I had a hard time when people would compare the loss of a child to adoption. I would get pretty upset because I was with families all of the time who had lost their child (I volunteered to take pictures of stillborn babies at the hospitals). What these families wouldn’t GIVE to see their child again, see them breathe, watch them grow up, etc. I felt like it wasn’t the same at all. Then I discovered adoption wasn’t really about the loss of the child, but the loss of so many other things. Everyone grows up with a dream about how their life will go. When it doesn’t go the way we planned it, we have to give up that dream and create another one.
WHAT BIRTH MOTHERS GIVE UP.As a birth mother, you give up the opportunity to be that child’s mother. You give up watching so many firsts, seeing that child everyday, etc. You give up your dream about how your life was supposed to be. Everyone’s story is different, but everyone gives up opportunities that come with being a mother to that child. (This also applies to birth fathers and birth families as well).

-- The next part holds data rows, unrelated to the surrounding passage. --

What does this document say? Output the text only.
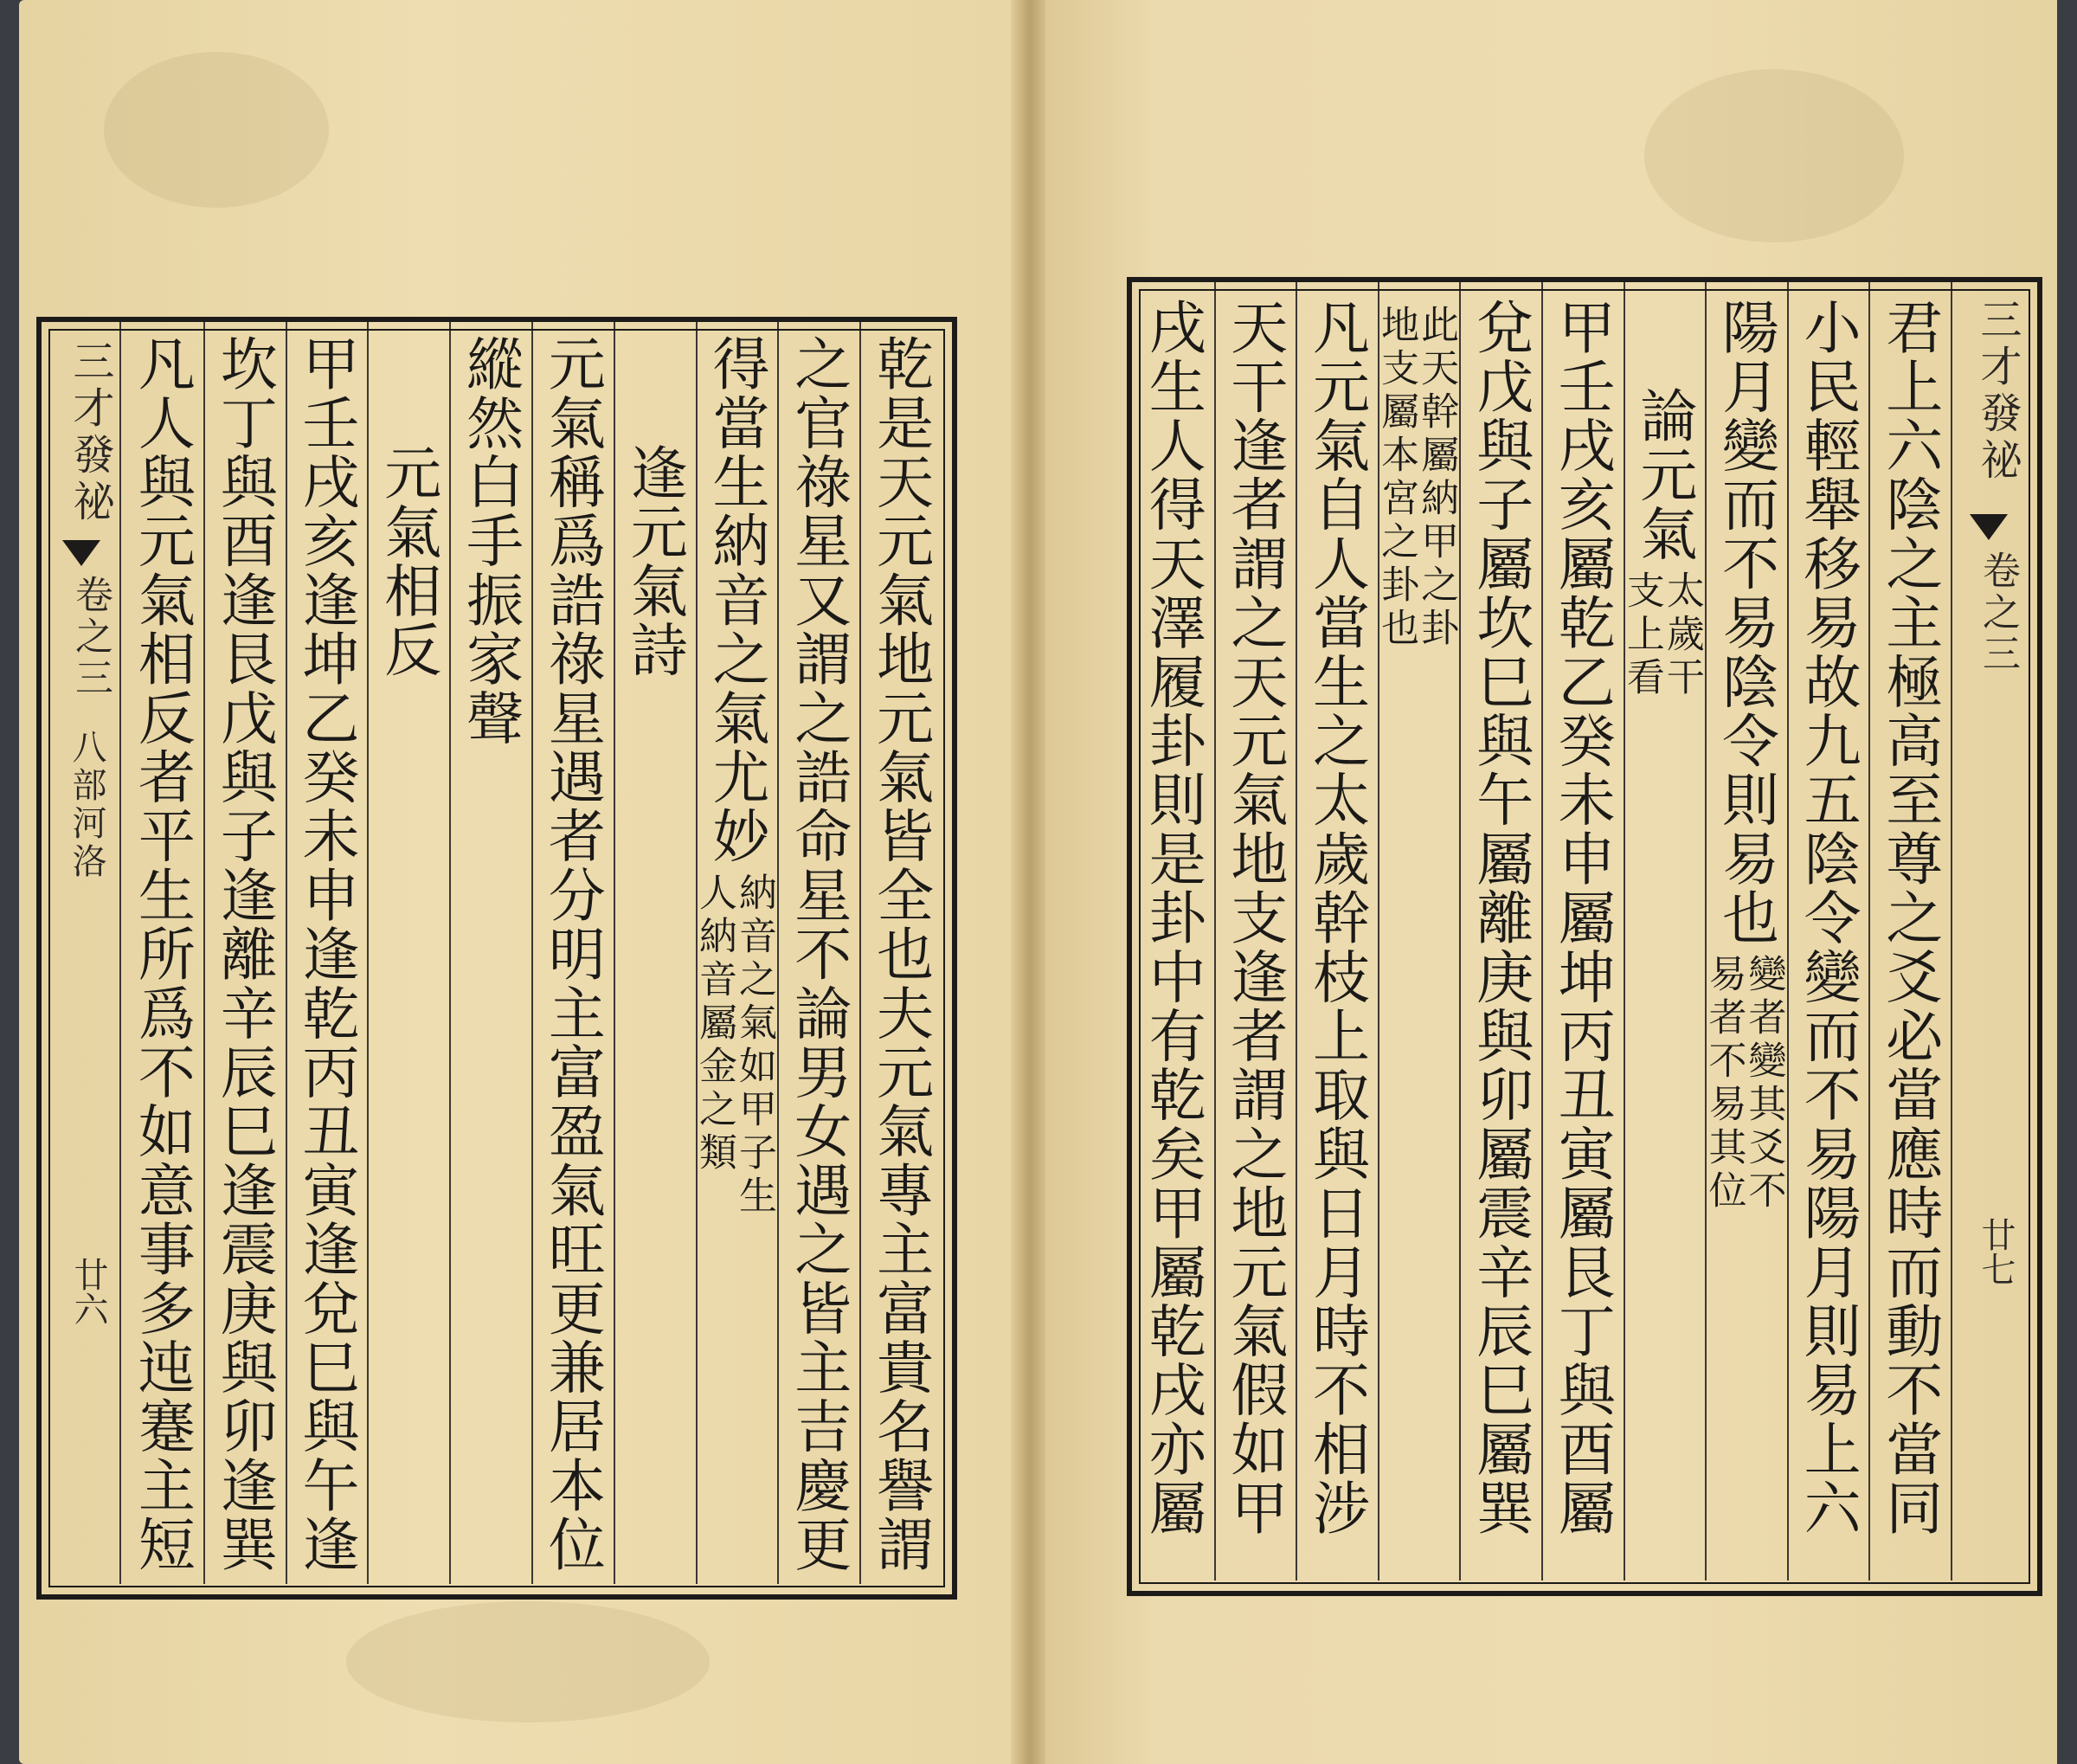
三才發祕
卷之三
八部河洛
廿六	乾是天元氣地元氣皆全也夫元氣專主富貴名譽謂
之官祿星又謂之誥命星不論男女遇之皆主吉慶更
得當生納音之氣尤妙
納音之氣如甲子生
人納音屬金之類
逢元氣詩
元氣稱爲誥祿星遇者分明主富盈氣旺更兼居本位
縱然白手振家聲
元氣相反
甲壬戌亥逢坤乙癸未申逢乾丙丑寅逢兌巳與午逢
坎丁與酉逢艮戊與子逢離辛辰巳逢震庚與卯逢巽
凡人與元氣相反者平生所爲不如意事多迍蹇主短	君上六陰之主極高至尊之爻必當應時而動不當同
小民輕舉移易故九五陰令變而不易陽月則易上六
陽月變而不易陰令則易也
變者變其爻不
易者不易其位
論元氣
太歲干
支上看
甲壬戌亥屬乾乙癸未申屬坤丙丑寅屬艮丁與酉屬
兌戊與子屬坎巳與午屬離庚與卯屬震辛辰巳屬巽
此天幹屬納甲之卦
地支屬本宮之卦也
凡元氣自人當生之太歲幹枝上取與日月時不相涉
天干逢者謂之天元氣地支逢者謂之地元氣假如甲
戌生人得天澤履卦則是卦中有乾矣甲屬乾戌亦屬	三才發祕
卷之三
廿七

WHAT ADOPTIVE MOTHERS GIVE UP.As an adoptive mother, you have to give up on the dream of having a biological child. You give up feeling that baby move and grow inside you, watching them be born from you and, when you see them, seeing all of those physical characteristics that just look like you and instantly bond you as their parent. You give up being the only mother in this child’s life and will forever share that with another woman. I don’t mean co-parenting, but I do mean that that birth mother is forever in your thoughts, even in a closed adoption, when your child does anything. This also applies to adoptive fathers and families.